Feisty ‘journalistas’
Power’s always been with women. It’s just that down the centuries they have hidden it, dissimulated it and at various points led men on to believe that they held the reins. Naturally the reins in the hands of women were invisible. In India for much of the last century and not until very long ago women had to pretend that they were the weaker, more docile sex. Our movies certainly played that up, going as far as to split the Indian heroine into two: the vamp and the sweet, docile girl next door whom the hero’s possessive mother would approve of. In real life young women were supposed to leave things of the tough world outside to the men, that whole spiel about being seen not heard. These days, the vamp and heroine have reunited on screen: women can be both naughty and nice. As for the world outside, she is being heard loud and clear.

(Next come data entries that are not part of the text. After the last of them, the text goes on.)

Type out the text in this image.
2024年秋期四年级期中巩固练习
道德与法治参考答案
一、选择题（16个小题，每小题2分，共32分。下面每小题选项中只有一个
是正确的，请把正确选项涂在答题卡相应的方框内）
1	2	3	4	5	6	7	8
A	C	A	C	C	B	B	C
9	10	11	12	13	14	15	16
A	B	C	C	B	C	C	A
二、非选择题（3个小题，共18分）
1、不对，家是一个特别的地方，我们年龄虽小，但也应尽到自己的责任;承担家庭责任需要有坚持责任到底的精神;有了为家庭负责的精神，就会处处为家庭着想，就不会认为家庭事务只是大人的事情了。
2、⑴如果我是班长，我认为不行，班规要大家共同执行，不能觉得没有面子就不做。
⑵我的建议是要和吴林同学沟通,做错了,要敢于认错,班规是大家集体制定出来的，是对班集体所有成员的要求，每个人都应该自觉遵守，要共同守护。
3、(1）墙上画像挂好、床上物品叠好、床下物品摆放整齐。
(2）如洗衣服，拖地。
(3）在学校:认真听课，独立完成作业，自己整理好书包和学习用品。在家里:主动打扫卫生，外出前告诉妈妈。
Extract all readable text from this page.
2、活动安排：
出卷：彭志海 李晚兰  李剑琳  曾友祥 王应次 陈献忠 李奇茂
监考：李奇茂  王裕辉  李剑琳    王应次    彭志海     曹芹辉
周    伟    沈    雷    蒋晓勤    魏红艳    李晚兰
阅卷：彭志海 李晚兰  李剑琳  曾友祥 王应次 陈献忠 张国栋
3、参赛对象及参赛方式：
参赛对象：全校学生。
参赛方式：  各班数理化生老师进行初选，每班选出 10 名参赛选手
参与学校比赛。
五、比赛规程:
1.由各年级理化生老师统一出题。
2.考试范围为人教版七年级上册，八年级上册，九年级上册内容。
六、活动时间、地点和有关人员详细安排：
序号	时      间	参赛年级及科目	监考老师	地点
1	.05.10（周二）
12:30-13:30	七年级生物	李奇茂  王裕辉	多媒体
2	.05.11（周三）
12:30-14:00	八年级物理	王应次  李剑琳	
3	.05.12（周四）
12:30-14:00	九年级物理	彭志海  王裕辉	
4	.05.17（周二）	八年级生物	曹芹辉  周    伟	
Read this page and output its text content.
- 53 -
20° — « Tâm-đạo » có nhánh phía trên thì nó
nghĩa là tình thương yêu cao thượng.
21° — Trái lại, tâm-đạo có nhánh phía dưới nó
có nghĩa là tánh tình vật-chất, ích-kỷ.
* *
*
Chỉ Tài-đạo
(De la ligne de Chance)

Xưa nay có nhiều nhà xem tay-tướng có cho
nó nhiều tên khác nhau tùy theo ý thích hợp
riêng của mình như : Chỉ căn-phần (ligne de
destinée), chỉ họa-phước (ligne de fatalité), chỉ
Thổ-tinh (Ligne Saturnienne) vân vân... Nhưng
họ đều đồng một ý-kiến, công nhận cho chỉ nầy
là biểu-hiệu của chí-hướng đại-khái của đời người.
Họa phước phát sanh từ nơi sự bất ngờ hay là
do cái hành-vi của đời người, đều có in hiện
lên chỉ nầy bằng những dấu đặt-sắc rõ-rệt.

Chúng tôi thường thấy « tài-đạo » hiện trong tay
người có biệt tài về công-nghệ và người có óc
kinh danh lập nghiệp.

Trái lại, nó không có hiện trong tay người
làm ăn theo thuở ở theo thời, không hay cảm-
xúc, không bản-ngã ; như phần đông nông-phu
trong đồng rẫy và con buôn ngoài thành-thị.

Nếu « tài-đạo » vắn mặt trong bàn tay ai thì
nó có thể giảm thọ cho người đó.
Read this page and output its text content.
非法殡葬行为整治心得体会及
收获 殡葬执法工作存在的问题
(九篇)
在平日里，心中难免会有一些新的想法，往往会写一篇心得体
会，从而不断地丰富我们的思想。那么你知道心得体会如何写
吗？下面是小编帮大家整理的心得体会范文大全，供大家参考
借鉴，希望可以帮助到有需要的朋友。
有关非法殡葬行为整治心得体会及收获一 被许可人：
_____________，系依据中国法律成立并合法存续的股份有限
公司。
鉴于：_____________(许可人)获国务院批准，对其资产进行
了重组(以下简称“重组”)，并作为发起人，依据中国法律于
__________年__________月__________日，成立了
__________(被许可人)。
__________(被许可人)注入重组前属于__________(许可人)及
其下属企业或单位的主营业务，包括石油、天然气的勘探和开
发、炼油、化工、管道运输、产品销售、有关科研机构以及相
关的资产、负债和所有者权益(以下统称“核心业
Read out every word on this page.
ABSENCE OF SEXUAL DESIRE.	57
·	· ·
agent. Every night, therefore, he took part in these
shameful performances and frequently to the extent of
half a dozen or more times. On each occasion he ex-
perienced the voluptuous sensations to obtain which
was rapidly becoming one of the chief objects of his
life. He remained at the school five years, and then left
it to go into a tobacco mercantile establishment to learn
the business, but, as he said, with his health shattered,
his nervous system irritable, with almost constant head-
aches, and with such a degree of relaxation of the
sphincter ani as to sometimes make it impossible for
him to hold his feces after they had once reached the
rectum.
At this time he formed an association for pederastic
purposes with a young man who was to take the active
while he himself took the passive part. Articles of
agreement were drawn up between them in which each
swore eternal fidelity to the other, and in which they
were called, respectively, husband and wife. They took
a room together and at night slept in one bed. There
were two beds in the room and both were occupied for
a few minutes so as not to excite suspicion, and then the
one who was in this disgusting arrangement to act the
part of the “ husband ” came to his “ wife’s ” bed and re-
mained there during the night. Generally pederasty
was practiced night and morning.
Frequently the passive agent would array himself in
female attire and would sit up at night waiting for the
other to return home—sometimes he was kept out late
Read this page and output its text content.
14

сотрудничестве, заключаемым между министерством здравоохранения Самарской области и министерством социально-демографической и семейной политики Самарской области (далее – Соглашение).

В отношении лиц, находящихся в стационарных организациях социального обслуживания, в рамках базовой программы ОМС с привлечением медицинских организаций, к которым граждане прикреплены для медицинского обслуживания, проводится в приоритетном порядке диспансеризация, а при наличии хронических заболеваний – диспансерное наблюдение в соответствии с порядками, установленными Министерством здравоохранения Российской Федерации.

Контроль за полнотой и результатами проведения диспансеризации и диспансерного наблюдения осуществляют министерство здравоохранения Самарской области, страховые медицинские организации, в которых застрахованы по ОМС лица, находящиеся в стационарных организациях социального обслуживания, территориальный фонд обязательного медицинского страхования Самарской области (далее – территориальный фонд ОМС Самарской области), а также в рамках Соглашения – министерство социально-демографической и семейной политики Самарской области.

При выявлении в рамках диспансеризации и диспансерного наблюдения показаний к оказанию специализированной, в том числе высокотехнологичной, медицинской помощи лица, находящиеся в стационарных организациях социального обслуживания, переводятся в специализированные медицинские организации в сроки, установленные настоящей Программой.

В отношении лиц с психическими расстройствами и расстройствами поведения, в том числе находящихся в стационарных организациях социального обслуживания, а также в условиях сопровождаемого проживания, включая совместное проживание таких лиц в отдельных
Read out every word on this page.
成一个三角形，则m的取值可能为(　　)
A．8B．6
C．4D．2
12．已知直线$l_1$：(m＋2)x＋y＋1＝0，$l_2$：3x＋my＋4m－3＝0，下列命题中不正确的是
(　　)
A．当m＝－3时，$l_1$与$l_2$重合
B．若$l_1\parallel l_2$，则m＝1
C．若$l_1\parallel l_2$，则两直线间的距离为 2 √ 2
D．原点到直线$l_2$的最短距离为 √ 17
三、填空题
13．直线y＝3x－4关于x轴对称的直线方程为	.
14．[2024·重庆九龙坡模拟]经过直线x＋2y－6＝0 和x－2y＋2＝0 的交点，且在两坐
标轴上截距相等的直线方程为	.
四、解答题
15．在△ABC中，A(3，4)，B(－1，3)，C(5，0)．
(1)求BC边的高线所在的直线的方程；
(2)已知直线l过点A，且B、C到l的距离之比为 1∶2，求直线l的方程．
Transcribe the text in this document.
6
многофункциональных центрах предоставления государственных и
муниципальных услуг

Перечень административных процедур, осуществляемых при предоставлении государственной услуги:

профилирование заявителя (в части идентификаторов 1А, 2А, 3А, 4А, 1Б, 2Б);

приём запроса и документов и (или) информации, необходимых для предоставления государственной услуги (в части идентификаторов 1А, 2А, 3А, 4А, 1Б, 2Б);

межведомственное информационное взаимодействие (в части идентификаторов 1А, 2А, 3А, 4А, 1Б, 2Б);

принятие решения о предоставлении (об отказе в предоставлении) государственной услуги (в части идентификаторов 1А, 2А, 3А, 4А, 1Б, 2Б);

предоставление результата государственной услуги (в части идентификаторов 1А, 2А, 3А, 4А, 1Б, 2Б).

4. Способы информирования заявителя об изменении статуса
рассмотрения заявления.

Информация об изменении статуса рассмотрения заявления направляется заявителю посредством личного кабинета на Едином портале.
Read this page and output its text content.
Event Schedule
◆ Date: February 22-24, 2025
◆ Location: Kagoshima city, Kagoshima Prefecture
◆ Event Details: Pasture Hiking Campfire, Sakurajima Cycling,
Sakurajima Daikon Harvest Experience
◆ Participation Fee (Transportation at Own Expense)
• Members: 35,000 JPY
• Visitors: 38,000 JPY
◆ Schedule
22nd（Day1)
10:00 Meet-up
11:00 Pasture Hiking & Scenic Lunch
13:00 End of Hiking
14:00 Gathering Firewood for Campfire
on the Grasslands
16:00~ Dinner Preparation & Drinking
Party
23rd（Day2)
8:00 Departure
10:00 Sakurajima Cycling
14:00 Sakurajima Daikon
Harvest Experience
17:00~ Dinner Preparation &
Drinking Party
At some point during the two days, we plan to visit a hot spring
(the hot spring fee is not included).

Our ‘journalistas’ are in the vanguard. Switch on your television set and you have Barkha Dutt of NDTV who goes where many a man has feared to tread: Kargil when the guns were booming or in other battlefronts, or sometimes into the equally hazardous politician’s den. In print there’s Harinder Baweja currently of Tehelka and earlier with India Today. Kashmir at the height of terrorism was her beat and being caught in crossfire between the army and terrorists there or covering Afghanistan was just part of a day’s work. Lately, she’s been the woman behind the Tehelka stings, whether it is catching a corrupt police IG off guard or getting actor Sanjay Dutt’s lawyer to admit that those arrested under TADA had less against them than he did — possession of AK 47 rifles during the ’93 riots. Dutt and Baweja, both on the petite side, don’t need shoulder pads to make their presence felt. Or for that matter their power palpable. They just have it, like an increasing number of women in business, journalism, entertainment, science or sports. And, wherever you look, a woman boss is no longer a rarity.
What women want
Renowned psychiatrist Sigmund Freud’s persistently unanswered question, what women want, may perhaps never be answered. But it does seem that no one man can fulfill her varied needs. Why did Draupadi have five husbands? In addition to furthering the narrative of the epic, each of her spouses had something different to offer her. Yudhishtir represented dharma. Arjuna was the warrior. Bhima was manly and strong. And Nakula and Sahdeva provided the aesthetic edge. Today’s woman also needs a man of many parts, although the needs may have changed. She wants a man with brains, who is also a provider, a good father, a man with a feminine side to go to art exhibits with her and of course a man who could also prove his prowess in bed. Not to forget a good plumber too!